BUFFALO, N.Y. — “In this country, you’re innocent until you’re proven guilty. Miss Walton has been treated like a criminal. She was treated like she was guilty.”
That was longtime activist Betty Jean Grant’s assessment of a recent Buffalo News article about Buffalo mayoral candidate India Walton.
The story which ran Monday chronicled Walton’s 2018 forced departure from a home she was renting in the city’s Fruit Belt neighborhood. At issue, a neighbor complained that a male friend of Walton’s was using the house to sell drugs. The article does point out the male friend was never arrested and the story does rely on a few unnamed sources.
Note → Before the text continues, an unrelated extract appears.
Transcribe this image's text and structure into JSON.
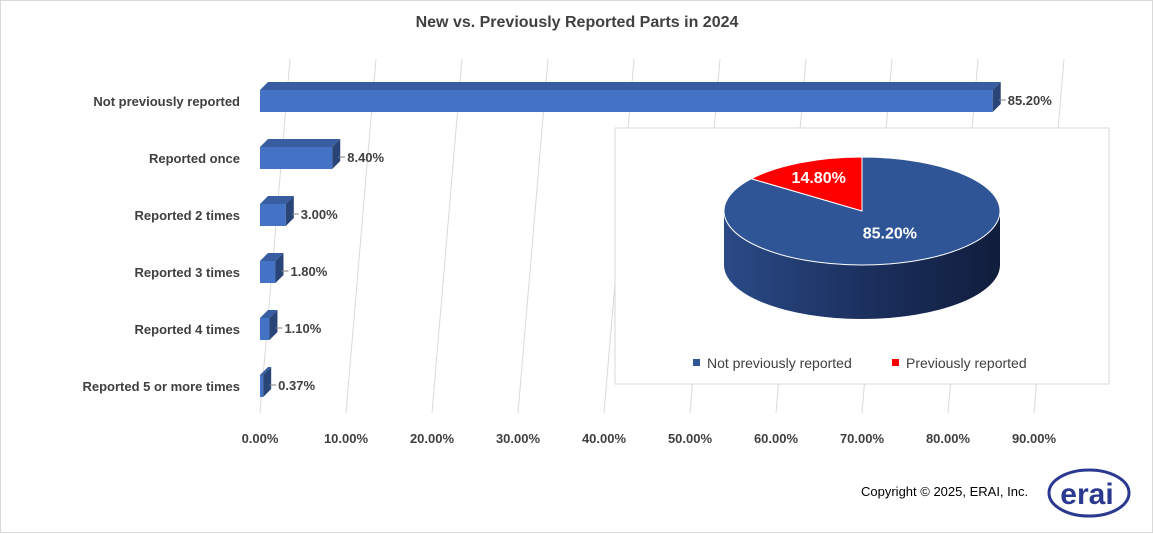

“If you can complain about an issue, you should be courageous enough to have your name printed,” said Grant, who led a late morning demonstration outside The Buffalo News building. About a dozen and a half people were on hand for the protest. Grant has also been a consistent supporter of Walton's campaign.
But while Grant said the article was full of “half-truths, misstatements, and misallegations,” Walton’s campaign did not offer criticism about the article when 2 On Your Side contacted it for comment.
The Walton campaign did offer a brief statement including, “We are aware of the demonstration and humbled by the outpouring support from our neighbors.” But the campaign insists there was no coordination with Grant about Wednesday's demonstration.
This is not the first unflattering story about Walton. Just last month while being interviewed by 2 On Your Side’s Claudine Ewing, Walton discussed her 2014 arrest linked to an order of protection filed against her by a nurse she was working with at the time.
“The things that are coming out about me regarding my past is not an uncommon thing and it’s not something that says I’m a bad person. It’s something that says I’m an average person,” said Walton in the interview.
But that and other critical stories were not met demonstrations.
When it was pointed out, Walton agreed to be interviewed for The Buffalo News story, Grant suggested that it was a mistake by a person new to politics, “I think that if she had to have counsel, she would have had somebody like me there, I would tell her to be sure that you don’t put fuel on a fire when there’s nothing really beyond those initial embers.”
2 On Your Side also reached out to the newspaper for comment. Editor, Michael Connolly responded with this:
"In election coverage, our job is to tell readers as much as possible about the candidates. In the Buffalo mayoral race, the news will keep working hard to ensure voters have the best possible information about the candidates, their campaigns, and their plans for Buffalo.”